The LOTOS-EUROS model was developed by TNO and RIVM. It has a long history and today it is one of the leading models in its field in Europe. As it is also used for operational purposes, it is important that the run time is kept to a minimum. Therefore, the main part of the code had already been parallelized to make good use of the computing hardware at KNMI. However, the performance turned out to be far less than expected and was varying considerably when switching from one computing platform to another.
Steps to a higher performance
Improvements on the performance were achieved in a number of steps:
- We started by analysing the performance with our own tools on our own computers. That confirmed the results that had been found before on the computers of KNMI.
- Then, we took a closer look at the computations that were causing the problems:
- In one case, it was possible to shift the parallelization to a higher level. This makes it possible to distribute larger chunks of work and consequently reduces the overhead for starting and stopping parallel threads. A downside was that we had to introduce extra arrays to store intermediate results.
- At one location in the code, an interpolation was done repeatedly. That could be made faster by storing the interpolation weights instead of recomputing them every time.

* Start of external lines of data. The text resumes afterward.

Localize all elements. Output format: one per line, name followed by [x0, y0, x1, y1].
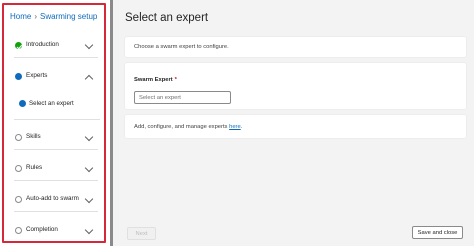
page-title: Select an expert	[125, 12, 209, 24]
step-rules[interactable]: Rules	[8, 159, 100, 181]
divider	[14, 211, 98, 212]
manage-experts-label: Add, configure, and manage experts	[134, 124, 228, 130]
divider	[14, 149, 98, 150]
breadcrumb-current[interactable]: Swarming setup	[40, 12, 97, 21]
divider	[14, 180, 98, 181]
manage-experts-suffix: .	[240, 124, 243, 130]
step-auto-add-to-swarm[interactable]: Auto-add to swarm	[8, 190, 100, 212]
substep-select-expert[interactable]: Select an expert	[17, 99, 97, 109]
swarm-expert-label-text: Swarm Expert	[134, 77, 173, 83]
divider	[14, 57, 98, 58]
chevron-down-icon[interactable]	[84, 132, 94, 142]
substep-label: Select an expert	[29, 100, 74, 107]
breadcrumb: Home › Swarming setup	[10, 12, 97, 21]
main-panel: Select an expert Choose a swarm expert t…	[113, 0, 474, 246]
next-button[interactable]: Next	[127, 227, 156, 240]
step-label: Experts	[26, 72, 48, 79]
chevron-up-icon[interactable]	[84, 74, 94, 84]
step-label: Skills	[26, 133, 41, 140]
intro-card: Choose a swarm expert to configure.	[125, 37, 466, 57]
intro-text: Choose a swarm expert to configure.	[134, 44, 229, 50]
save-and-close-button[interactable]: Save and close	[412, 226, 463, 239]
step-completion[interactable]: Completion	[8, 221, 100, 243]
empty-circle-icon	[15, 165, 22, 172]
chevron-right-icon: ›	[34, 12, 38, 21]
swarm-expert-dropdown[interactable]	[134, 91, 231, 104]
manage-experts-text: Add, configure, and manage experts here.	[134, 124, 242, 130]
manage-experts-card: Add, configure, and manage experts here.	[125, 115, 466, 138]
breadcrumb-home-link[interactable]: Home	[10, 12, 31, 21]
step-label: Rules	[26, 164, 43, 171]
required-marker: *	[174, 77, 177, 83]
step-label: Completion	[26, 226, 58, 233]
chevron-down-icon[interactable]	[84, 40, 94, 50]
current-step-icon	[15, 73, 22, 80]
step-label: Introduction	[26, 41, 59, 48]
step-experts[interactable]: Experts	[8, 67, 100, 89]
swarm-expert-label: Swarm Expert *	[134, 77, 177, 83]
checkmark-circle-icon	[15, 42, 22, 49]
chevron-down-icon[interactable]	[84, 194, 94, 204]
empty-circle-icon	[15, 227, 22, 234]
step-label: Auto-add to swarm	[26, 195, 79, 202]
current-substep-icon	[19, 100, 26, 107]
step-introduction[interactable]: Introduction	[8, 36, 100, 58]
chevron-down-icon[interactable]	[84, 225, 94, 235]
chevron-down-icon[interactable]	[84, 163, 94, 173]
step-skills[interactable]: Skills	[8, 128, 100, 150]
divider	[14, 119, 100, 120]
empty-circle-icon	[15, 134, 22, 141]
wizard-sidebar: Home › Swarming setup Introduction Experts…	[0, 0, 110, 246]
expert-select-card: Swarm Expert *	[125, 63, 466, 109]
empty-circle-icon	[15, 196, 22, 203]
manage-experts-link[interactable]: here	[229, 124, 241, 130]
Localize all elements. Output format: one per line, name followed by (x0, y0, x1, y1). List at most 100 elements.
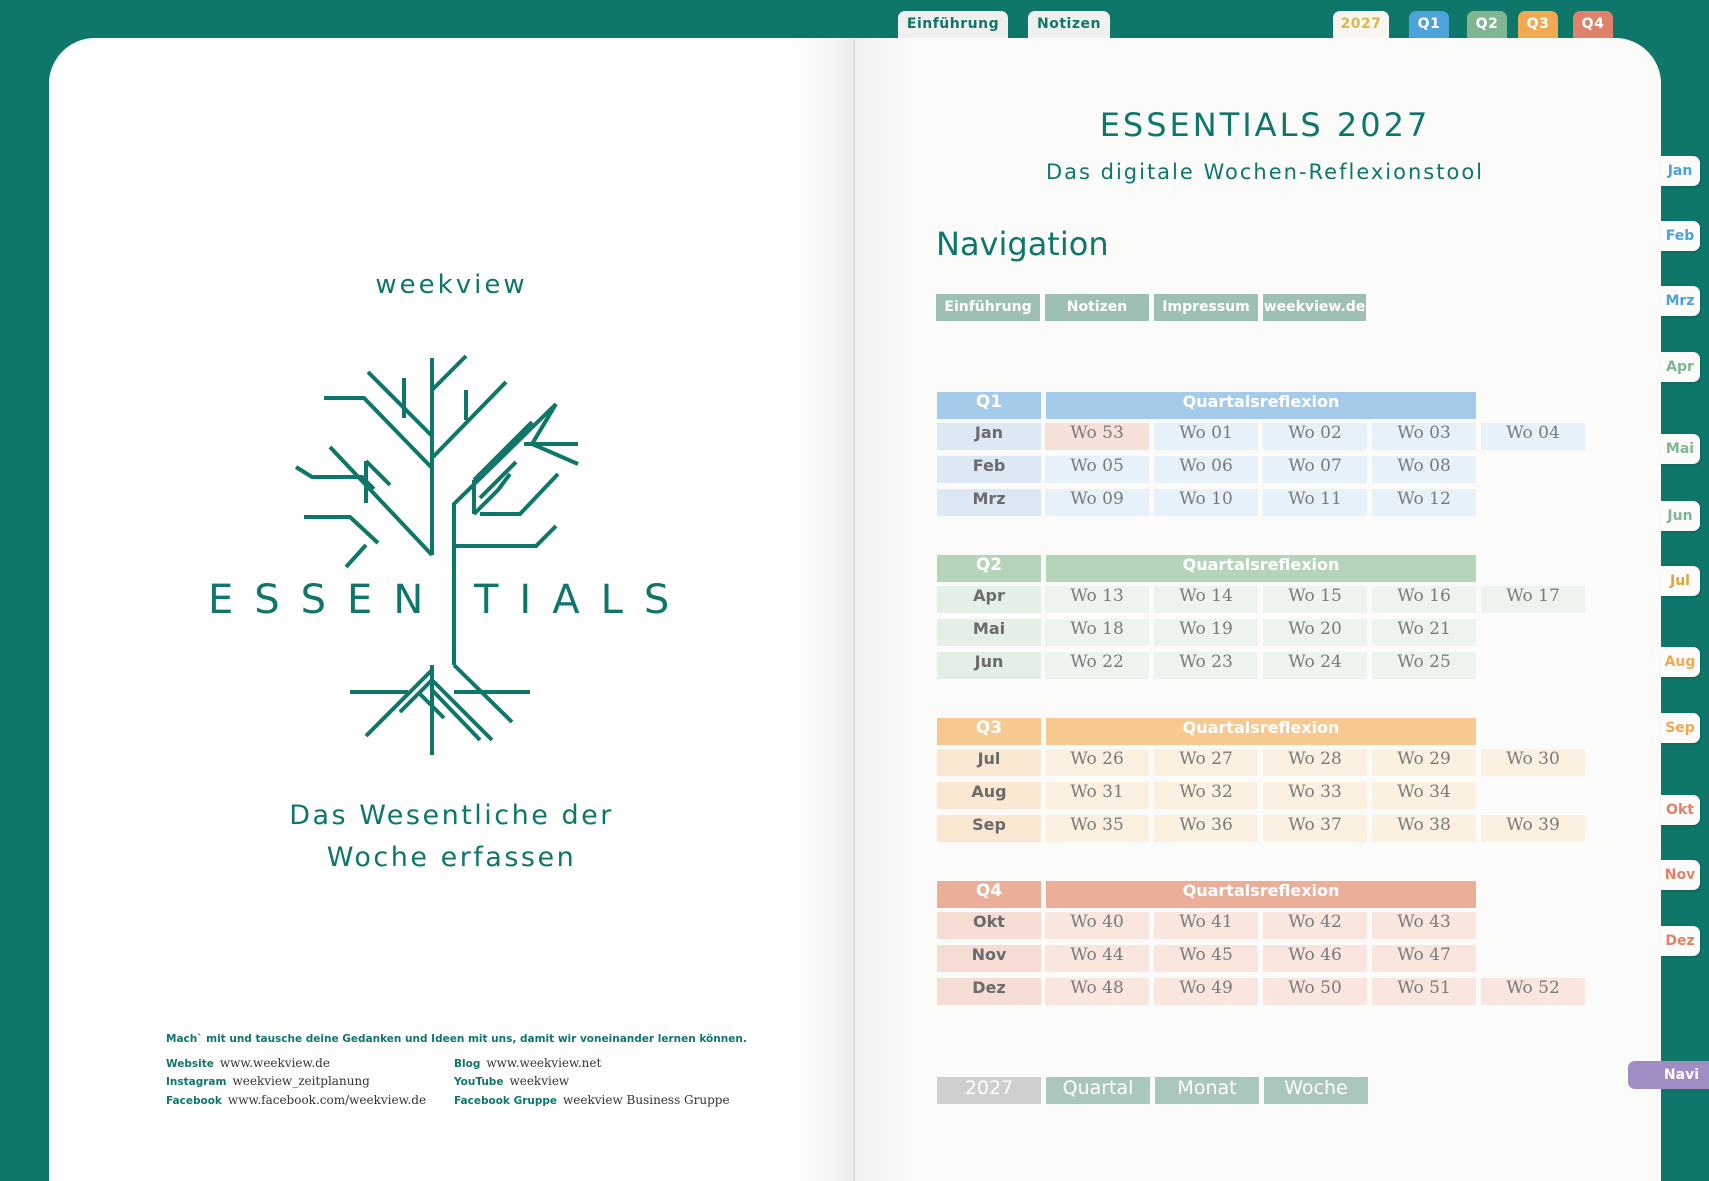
footer-button-quartal[interactable]: Quartal (1046, 1077, 1150, 1104)
week-cell[interactable]: Wo 18 (1045, 619, 1149, 646)
youtube-link[interactable]: weekview (509, 1074, 569, 1088)
blog-link[interactable]: www.weekview.net (486, 1056, 601, 1070)
instagram-link[interactable]: weekview_zeitplanung (232, 1074, 369, 1088)
page-subtitle: Das digitale Wochen-Reflexionstool (1045, 160, 1485, 184)
month-cell-apr[interactable]: Apr (937, 586, 1041, 613)
nav-link-impressum[interactable]: Impressum (1154, 294, 1258, 321)
week-cell[interactable]: Wo 21 (1372, 619, 1476, 646)
footer-button-monat[interactable]: Monat (1155, 1077, 1259, 1104)
week-cell[interactable]: Wo 19 (1154, 619, 1258, 646)
quarter-reflection-q3[interactable]: Quartalsreflexion (1046, 718, 1476, 745)
quarter-reflection-q4[interactable]: Quartalsreflexion (1046, 881, 1476, 908)
week-cell[interactable]: Wo 27 (1154, 749, 1258, 776)
instagram-label: Instagram (166, 1076, 227, 1088)
week-cell[interactable]: Wo 25 (1372, 652, 1476, 679)
week-cell[interactable]: Wo 16 (1372, 586, 1476, 613)
week-cell[interactable]: Wo 51 (1372, 978, 1476, 1005)
week-cell[interactable]: Wo 47 (1372, 945, 1476, 972)
nav-link-weekview[interactable]: weekview.de (1263, 294, 1366, 321)
month-cell-jul[interactable]: Jul (937, 749, 1041, 776)
week-cell[interactable]: Wo 43 (1372, 912, 1476, 939)
week-cell[interactable]: Wo 01 (1154, 423, 1258, 450)
week-cell[interactable]: Wo 34 (1372, 782, 1476, 809)
nav-link-einfuehrung[interactable]: Einführung (936, 294, 1040, 321)
week-cell[interactable]: Wo 38 (1372, 815, 1476, 842)
fbgroup-label: Facebook Gruppe (454, 1095, 557, 1107)
youtube-label: YouTube (454, 1076, 504, 1088)
navigation-heading: Navigation (936, 225, 1109, 263)
instagram-info[interactable]: Instagram weekview_zeitplanung (166, 1074, 370, 1088)
week-cell[interactable]: Wo 02 (1263, 423, 1367, 450)
month-cell-nov[interactable]: Nov (937, 945, 1041, 972)
week-cell[interactable]: Wo 49 (1154, 978, 1258, 1005)
week-cell[interactable]: Wo 03 (1372, 423, 1476, 450)
month-cell-okt[interactable]: Okt (937, 912, 1041, 939)
week-cell[interactable]: Wo 53 (1045, 423, 1149, 450)
quarter-label-q2[interactable]: Q2 (937, 555, 1041, 582)
fbgroup-info[interactable]: Facebook Gruppe weekview Business Gruppe (454, 1093, 730, 1107)
footer-button-woche[interactable]: Woche (1264, 1077, 1368, 1104)
week-cell[interactable]: Wo 23 (1154, 652, 1258, 679)
quarter-label-q4[interactable]: Q4 (937, 881, 1041, 908)
week-cell[interactable]: Wo 10 (1154, 489, 1258, 516)
month-cell-jan[interactable]: Jan (937, 423, 1041, 450)
website-link[interactable]: www.weekview.de (220, 1056, 330, 1070)
week-cell[interactable]: Wo 13 (1045, 586, 1149, 613)
quarter-label-q1[interactable]: Q1 (937, 392, 1041, 419)
week-cell[interactable]: Wo 29 (1372, 749, 1476, 776)
week-cell[interactable]: Wo 37 (1263, 815, 1367, 842)
week-cell[interactable]: Wo 11 (1263, 489, 1367, 516)
week-cell[interactable]: Wo 46 (1263, 945, 1367, 972)
facebook-link[interactable]: www.facebook.com/weekview.de (228, 1093, 426, 1107)
week-cell[interactable]: Wo 52 (1481, 978, 1585, 1005)
week-cell[interactable]: Wo 06 (1154, 456, 1258, 483)
week-cell[interactable]: Wo 09 (1045, 489, 1149, 516)
week-cell[interactable]: Wo 30 (1481, 749, 1585, 776)
week-cell[interactable]: Wo 39 (1481, 815, 1585, 842)
facebook-info[interactable]: Facebook www.facebook.com/weekview.de (166, 1093, 426, 1107)
week-cell[interactable]: Wo 45 (1154, 945, 1258, 972)
website-info[interactable]: Website www.weekview.de (166, 1056, 330, 1070)
week-cell[interactable]: Wo 20 (1263, 619, 1367, 646)
page-title: ESSENTIALS 2027 (1099, 106, 1431, 144)
blog-info[interactable]: Blog www.weekview.net (454, 1056, 601, 1070)
week-cell[interactable]: Wo 50 (1263, 978, 1367, 1005)
week-cell[interactable]: Wo 04 (1481, 423, 1585, 450)
month-cell-dez[interactable]: Dez (937, 978, 1041, 1005)
month-cell-jun[interactable]: Jun (937, 652, 1041, 679)
month-cell-mai[interactable]: Mai (937, 619, 1041, 646)
youtube-info[interactable]: YouTube weekview (454, 1074, 569, 1088)
week-cell[interactable]: Wo 05 (1045, 456, 1149, 483)
fbgroup-link[interactable]: weekview Business Gruppe (563, 1093, 730, 1107)
month-cell-aug[interactable]: Aug (937, 782, 1041, 809)
week-cell[interactable]: Wo 33 (1263, 782, 1367, 809)
logo-word-left: ESSEN (208, 577, 445, 623)
week-cell[interactable]: Wo 44 (1045, 945, 1149, 972)
week-cell[interactable]: Wo 07 (1263, 456, 1367, 483)
week-cell[interactable]: Wo 17 (1481, 586, 1585, 613)
month-cell-mrz[interactable]: Mrz (937, 489, 1041, 516)
week-cell[interactable]: Wo 12 (1372, 489, 1476, 516)
quarter-reflection-q2[interactable]: Quartalsreflexion (1046, 555, 1476, 582)
week-cell[interactable]: Wo 35 (1045, 815, 1149, 842)
week-cell[interactable]: Wo 31 (1045, 782, 1149, 809)
quarter-label-q3[interactable]: Q3 (937, 718, 1041, 745)
week-cell[interactable]: Wo 42 (1263, 912, 1367, 939)
week-cell[interactable]: Wo 15 (1263, 586, 1367, 613)
week-cell[interactable]: Wo 40 (1045, 912, 1149, 939)
week-cell[interactable]: Wo 26 (1045, 749, 1149, 776)
week-cell[interactable]: Wo 08 (1372, 456, 1476, 483)
week-cell[interactable]: Wo 28 (1263, 749, 1367, 776)
week-cell[interactable]: Wo 22 (1045, 652, 1149, 679)
week-cell[interactable]: Wo 36 (1154, 815, 1258, 842)
week-cell[interactable]: Wo 14 (1154, 586, 1258, 613)
week-cell[interactable]: Wo 41 (1154, 912, 1258, 939)
week-cell[interactable]: Wo 24 (1263, 652, 1367, 679)
quarter-reflection-q1[interactable]: Quartalsreflexion (1046, 392, 1476, 419)
week-cell[interactable]: Wo 48 (1045, 978, 1149, 1005)
footer-button-2027[interactable]: 2027 (937, 1077, 1041, 1104)
week-cell[interactable]: Wo 32 (1154, 782, 1258, 809)
nav-link-notizen[interactable]: Notizen (1045, 294, 1149, 321)
month-cell-sep[interactable]: Sep (937, 815, 1041, 842)
month-cell-feb[interactable]: Feb (937, 456, 1041, 483)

- Finally, we did extensive performance tests to see if the modifications were sufficient.
A good result
In the end, the reference computation took 80 seconds where it took 125 seconds before (using 8 cores). On a single-core the computation took 280 seconds. A speed-up of only three seems little for eight cores, but that is because large parts of the code have not yet been parallelized. As the parallel part gets faster, the non-parallelized parts start to dominate the overall performance.